Ils contestent notamment l’« intérêt à agir », condition pour saisir la justice, des plaignants – à savoir des associations de médecins ou des praticiens hostiles à l’IVG qui ne prescrivent ni n’utilisent cette pilule – en raison du caractère hautement hypothétique du préjudice qu’ils invoquent.

Mais pour l’avocate des plaignants Erin Hawley, les assouplissements d’accès à la mifépristone par la FDA « forcent ces médecins à choisir entre aider une femme dont la vie est en péril et violer leur conscience ».

« Risque très ténu »

La conseillère juridique de l’administration Biden, Elizabeth Prelogar, a répliqué en soulignant la rareté d’une telle situation.

« Ils disent craindre qu’un médecin urgentiste quelque part, un jour, se retrouve face à une femme souffrant d’une complication incroyablement rare et que ce médecin doive la soigner malgré les protections prévues en cas d’objection morale. »

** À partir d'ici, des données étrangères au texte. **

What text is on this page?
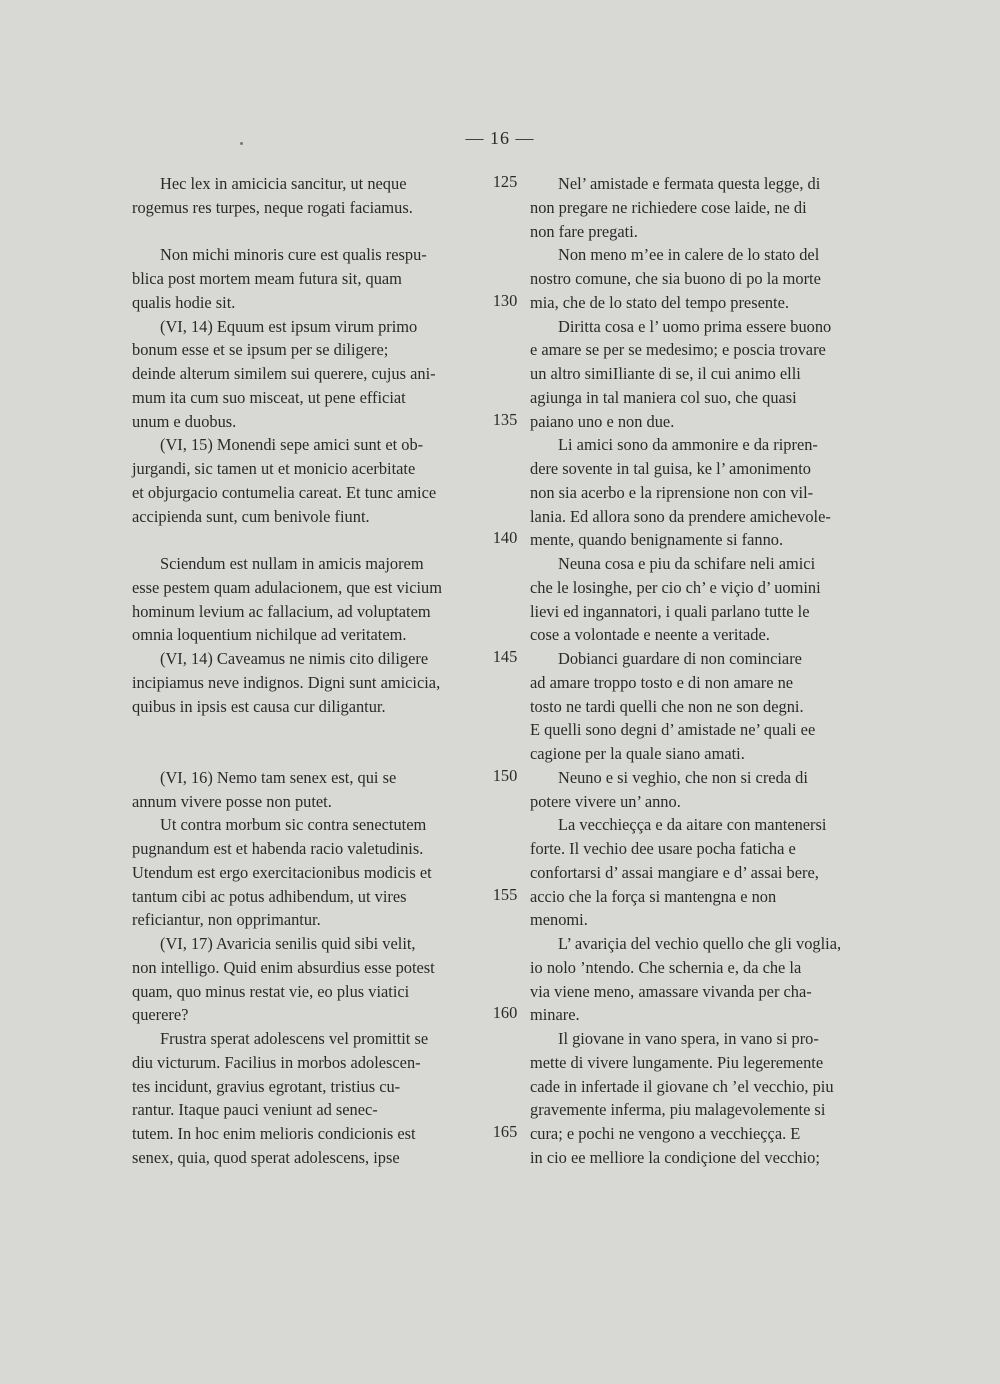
— 16 —
Hec lex in amicicia sancitur, ut neque
rogemus res turpes, neque rogati faciamus.
Non michi minoris cure est qualis respu-
blica post mortem meam futura sit, quam
qualis hodie sit.
(VI, 14) Equum est ipsum virum primo
bonum esse et se ipsum per se diligere;
deinde alterum similem sui querere, cujus ani-
mum ita cum suo misceat, ut pene efficiat
unum e duobus.
(VI, 15) Monendi sepe amici sunt et ob-
jurgandi, sic tamen ut et monicio acerbitate
et objurgacio contumelia careat. Et tunc amice
accipienda sunt, cum benivole fiunt.
Sciendum est nullam in amicis majorem
esse pestem quam adulacionem, que est vicium
hominum levium ac fallacium, ad voluptatem
omnia loquentium nichilque ad veritatem.
(VI, 14) Caveamus ne nimis cito diligere
incipiamus neve indignos. Digni sunt amicicia,
quibus in ipsis est causa cur diligantur.
(VI, 16) Nemo tam senex est, qui se
annum vivere posse non putet.
Ut contra morbum sic contra senectutem
pugnandum est et habenda racio valetudinis.
Utendum est ergo exercitacionibus modicis et
tantum cibi ac potus adhibendum, ut vires
reficiantur, non opprimantur.
(VI, 17) Avaricia senilis quid sibi velit,
non intelligo. Quid enim absurdius esse potest
quam, quo minus restat vie, eo plus viatici
querere?
Frustra sperat adolescens vel promittit se
diu victurum. Facilius in morbos adolescen-
tes incidunt, gravius egrotant, tristius cu-
rantur. Itaque pauci veniunt ad senec-
tutem. In hoc enim melioris condicionis est
senex, quia, quod sperat adolescens, ipse
Nel’ amistade e fermata questa legge, di
non pregare ne richiedere cose laide, ne di
non fare pregati.
Non meno m’ee in calere de lo stato del
nostro comune, che sia buono di po la morte
mia, che de lo stato del tempo presente.
Diritta cosa e l’ uomo prima essere buono
e amare se per se medesimo; e poscia trovare
un altro simiIliante di se, il cui animo elli
agiunga in tal maniera col suo, che quasi
paiano uno e non due.
Li amici sono da ammonire e da ripren-
dere sovente in tal guisa, ke l’ amonimento
non sia acerbo e la riprensione non con vil-
lania. Ed allora sono da prendere amichevole-
mente, quando benignamente si fanno.
Neuna cosa e piu da schifare neli amici
che le losinghe, per cio ch’ e viçio d’ uomini
lievi ed ingannatori, i quali parlano tutte le
cose a volontade e neente a veritade.
Dobianci guardare di non cominciare
ad amare troppo tosto e di non amare ne
tosto ne tardi quelli che non ne son degni.
E quelli sono degni d’ amistade ne’ quali ee
cagione per la quale siano amati.
Neuno e si veghio, che non si creda di
potere vivere un’ anno.
La vecchieçça e da aitare con mantenersi
forte. Il vechio dee usare pocha faticha e
confortarsi d’ assai mangiare e d’ assai bere,
accio che la força si mantengna e non
menomi.
L’ avariçia del vechio quello che gli voglia,
io nolo ’ntendo. Che schernia e, da che la
via viene meno, amassare vivanda per cha-
minare.
Il giovane in vano spera, in vano si pro-
mette di vivere lungamente. Piu legeremente
cade in infertade il giovane ch ’el vecchio, piu
gravemente inferma, piu malagevolemente si
cura; e pochi ne vengono a vecchieçça. E
in cio ee melliore la condiçione del vecchio;
125
130
135
140
145
150
155
160
165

« Ce que la cour d’appel a fait pour les prémunir de ce risque très ténu est de prendre une décision à portée nationale qui réduit l’accès à la mifépristone pour toutes les femmes de ce pays et qui cause des torts considérables », a-t-elle poursuivi.

La juge libérale de la Cour suprême Ketanji Brown Jackson a pointé le « décalage significatif » entre la dimension très spécifique du préjudice allégué et l’ampleur de la décision réclamée par les praticiens anti-avortement.

« Ce dossier est un parfait exemple de transformation de ce qui pourrait être une petite procédure en consultation nationale sur une règle de la FDA ou toute autre action de l’État fédéral », a renchéri son collègue conservateur Neil Gorsuch.

L’administration Biden et le laboratoire assurent, contrairement aux plaignants, que la FDA a suivi les procédures légales et soulignent qu’aucun élément scientifique ne démontre un risque accru pour les patientes.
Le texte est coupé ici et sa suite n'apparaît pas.